Up front, the tapered head tube – complete with neat shot-through cable guides and integrated barrel adjusters – flows into a broad aero profile fork. For a frame with so much apparent meat on it, it’s surprisingly trim, our large weighing 1,180g and the fork adding just 360g.

The shot-through cable guides on the head tube

On the road we wouldn’t go so far as to say that the Magnus is a comfort bike – it’s very much a pro-level race rig. What is impressive, though, is how well the bike deals with coarse surfaces, potholes and pock-marked roads. Some light carbon frames chatter and resonate through the bar and saddle but the Magnus kills road buzz with a solid thump – something we really like. As a result, you always feel a connection to the road and it’s easy to feel the level of grip when pushing hard. Believe us, you really will want to. 

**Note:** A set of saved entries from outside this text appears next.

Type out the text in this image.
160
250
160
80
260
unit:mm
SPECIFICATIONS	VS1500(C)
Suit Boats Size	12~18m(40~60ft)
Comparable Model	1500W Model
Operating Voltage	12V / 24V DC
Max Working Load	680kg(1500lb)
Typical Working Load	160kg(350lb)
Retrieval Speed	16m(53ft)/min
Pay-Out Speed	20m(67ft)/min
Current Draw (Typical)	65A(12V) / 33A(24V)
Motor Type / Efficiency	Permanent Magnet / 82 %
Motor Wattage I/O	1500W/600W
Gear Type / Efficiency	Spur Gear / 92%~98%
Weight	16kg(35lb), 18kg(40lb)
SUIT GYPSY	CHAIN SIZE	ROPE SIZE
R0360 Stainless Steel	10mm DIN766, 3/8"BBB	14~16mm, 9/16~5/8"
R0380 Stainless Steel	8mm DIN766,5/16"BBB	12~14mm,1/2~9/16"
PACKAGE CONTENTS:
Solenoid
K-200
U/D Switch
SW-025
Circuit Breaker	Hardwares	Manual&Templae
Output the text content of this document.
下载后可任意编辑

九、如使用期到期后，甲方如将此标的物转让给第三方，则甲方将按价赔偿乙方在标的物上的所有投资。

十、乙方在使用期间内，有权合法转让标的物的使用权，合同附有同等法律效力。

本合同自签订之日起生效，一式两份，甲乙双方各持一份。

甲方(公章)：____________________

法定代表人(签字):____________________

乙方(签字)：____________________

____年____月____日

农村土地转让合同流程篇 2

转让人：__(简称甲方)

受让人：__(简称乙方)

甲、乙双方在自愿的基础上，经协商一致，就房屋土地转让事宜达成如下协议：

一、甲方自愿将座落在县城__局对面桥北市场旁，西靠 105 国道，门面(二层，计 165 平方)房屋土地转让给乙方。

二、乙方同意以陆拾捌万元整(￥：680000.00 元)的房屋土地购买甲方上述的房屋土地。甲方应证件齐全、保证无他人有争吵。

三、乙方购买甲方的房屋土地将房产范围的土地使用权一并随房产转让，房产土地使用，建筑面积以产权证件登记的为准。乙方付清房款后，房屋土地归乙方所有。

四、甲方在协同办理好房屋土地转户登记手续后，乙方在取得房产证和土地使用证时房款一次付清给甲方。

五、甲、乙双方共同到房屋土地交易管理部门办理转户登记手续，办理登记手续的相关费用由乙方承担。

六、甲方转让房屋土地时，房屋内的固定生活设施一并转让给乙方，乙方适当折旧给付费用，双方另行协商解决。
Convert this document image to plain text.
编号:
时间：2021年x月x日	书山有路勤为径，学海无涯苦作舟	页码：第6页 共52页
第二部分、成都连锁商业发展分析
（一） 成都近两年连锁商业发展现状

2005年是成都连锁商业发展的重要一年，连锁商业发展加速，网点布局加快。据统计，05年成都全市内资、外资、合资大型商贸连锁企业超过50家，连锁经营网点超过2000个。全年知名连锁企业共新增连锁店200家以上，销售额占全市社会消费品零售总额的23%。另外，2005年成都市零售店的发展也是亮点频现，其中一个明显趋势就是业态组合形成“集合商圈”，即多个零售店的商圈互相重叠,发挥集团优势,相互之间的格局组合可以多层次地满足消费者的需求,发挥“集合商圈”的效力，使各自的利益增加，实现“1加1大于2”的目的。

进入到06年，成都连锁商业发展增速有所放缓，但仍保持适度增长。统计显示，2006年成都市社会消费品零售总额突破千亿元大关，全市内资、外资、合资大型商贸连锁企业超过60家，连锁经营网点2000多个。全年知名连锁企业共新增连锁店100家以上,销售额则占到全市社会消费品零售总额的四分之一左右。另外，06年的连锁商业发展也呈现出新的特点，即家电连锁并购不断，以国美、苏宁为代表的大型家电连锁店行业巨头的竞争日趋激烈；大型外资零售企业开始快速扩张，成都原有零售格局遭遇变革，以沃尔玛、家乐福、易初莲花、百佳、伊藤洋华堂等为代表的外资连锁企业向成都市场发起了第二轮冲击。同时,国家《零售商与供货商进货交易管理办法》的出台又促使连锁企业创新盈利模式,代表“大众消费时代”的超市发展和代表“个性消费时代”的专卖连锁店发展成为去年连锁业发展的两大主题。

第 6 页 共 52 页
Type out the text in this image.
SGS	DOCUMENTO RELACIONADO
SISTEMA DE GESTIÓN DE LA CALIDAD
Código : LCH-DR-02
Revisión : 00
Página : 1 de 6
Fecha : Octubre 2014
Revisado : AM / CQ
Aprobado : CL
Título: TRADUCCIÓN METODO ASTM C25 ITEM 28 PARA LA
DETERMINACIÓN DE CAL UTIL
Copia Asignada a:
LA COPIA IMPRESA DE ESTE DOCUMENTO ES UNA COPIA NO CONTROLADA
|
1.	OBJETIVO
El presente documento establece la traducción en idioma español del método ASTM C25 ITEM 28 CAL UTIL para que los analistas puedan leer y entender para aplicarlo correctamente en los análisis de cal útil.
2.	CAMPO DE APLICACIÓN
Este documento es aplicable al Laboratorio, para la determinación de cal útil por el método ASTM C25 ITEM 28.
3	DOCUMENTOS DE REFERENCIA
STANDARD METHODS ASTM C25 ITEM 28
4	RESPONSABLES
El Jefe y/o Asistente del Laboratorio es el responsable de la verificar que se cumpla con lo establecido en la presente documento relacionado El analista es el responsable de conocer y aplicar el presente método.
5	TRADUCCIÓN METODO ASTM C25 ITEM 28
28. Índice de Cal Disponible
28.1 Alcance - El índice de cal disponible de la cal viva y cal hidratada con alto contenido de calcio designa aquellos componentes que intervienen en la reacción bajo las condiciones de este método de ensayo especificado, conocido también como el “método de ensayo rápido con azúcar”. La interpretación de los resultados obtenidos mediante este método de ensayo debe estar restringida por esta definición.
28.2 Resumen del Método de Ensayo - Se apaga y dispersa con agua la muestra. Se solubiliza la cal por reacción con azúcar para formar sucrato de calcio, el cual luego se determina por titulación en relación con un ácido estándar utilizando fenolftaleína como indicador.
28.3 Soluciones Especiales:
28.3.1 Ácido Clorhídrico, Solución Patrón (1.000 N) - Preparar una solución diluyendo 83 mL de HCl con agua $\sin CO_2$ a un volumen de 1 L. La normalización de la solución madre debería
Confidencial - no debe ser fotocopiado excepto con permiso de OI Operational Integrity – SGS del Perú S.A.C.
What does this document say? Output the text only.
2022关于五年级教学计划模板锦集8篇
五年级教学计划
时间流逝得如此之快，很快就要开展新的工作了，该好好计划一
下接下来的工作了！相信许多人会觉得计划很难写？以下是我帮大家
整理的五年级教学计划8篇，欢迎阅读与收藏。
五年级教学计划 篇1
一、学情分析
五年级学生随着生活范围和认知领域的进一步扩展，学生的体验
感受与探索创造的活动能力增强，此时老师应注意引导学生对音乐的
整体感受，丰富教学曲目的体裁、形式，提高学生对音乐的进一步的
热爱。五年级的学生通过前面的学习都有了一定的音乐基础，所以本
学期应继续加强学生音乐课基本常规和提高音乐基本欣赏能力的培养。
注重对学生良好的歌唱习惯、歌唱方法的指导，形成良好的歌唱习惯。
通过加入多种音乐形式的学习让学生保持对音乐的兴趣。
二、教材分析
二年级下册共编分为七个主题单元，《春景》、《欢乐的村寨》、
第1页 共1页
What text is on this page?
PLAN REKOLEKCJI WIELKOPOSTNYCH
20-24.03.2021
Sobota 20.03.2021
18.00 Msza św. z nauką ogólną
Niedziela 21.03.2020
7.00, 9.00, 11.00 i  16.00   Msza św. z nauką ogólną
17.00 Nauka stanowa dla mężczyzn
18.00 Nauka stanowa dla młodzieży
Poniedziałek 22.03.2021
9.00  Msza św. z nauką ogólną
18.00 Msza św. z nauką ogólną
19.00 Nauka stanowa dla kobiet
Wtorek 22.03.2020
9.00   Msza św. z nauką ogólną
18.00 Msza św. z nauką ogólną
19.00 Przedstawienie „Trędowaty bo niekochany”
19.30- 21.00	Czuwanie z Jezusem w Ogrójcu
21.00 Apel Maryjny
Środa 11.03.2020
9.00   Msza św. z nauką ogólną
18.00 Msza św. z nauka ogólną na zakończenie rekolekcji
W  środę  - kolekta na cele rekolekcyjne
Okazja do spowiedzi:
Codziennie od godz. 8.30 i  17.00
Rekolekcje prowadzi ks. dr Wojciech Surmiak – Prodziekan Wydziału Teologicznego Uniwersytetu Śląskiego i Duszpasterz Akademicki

The ride is aggressive and positive, flowing through twists and turns and allowing you to attack climbs with ease. The efficient frame and compact chainset will make up for any shortcomings on the steeper stuff too.

It all sounds as though Velocite’s debut is a good one – and it is – but the Magnus does have one major pitfall: the equipment in relation to its cost. Yes, the frameset is pricey at £1,960, but the £3,590 asking price for a bike with mechanical Ultegra and good, mid-price wheels is simply too much. 

An equivalent bike from Cube, Canyon or Rose will have Dura-Ace and top-flight wheels, or for £90 less than the Magnus you could have a Trek Madone 5.9 with electronic Ultegra. That said, Velocite have just announced a 10% discount on the bike, calculated at checkout from the website.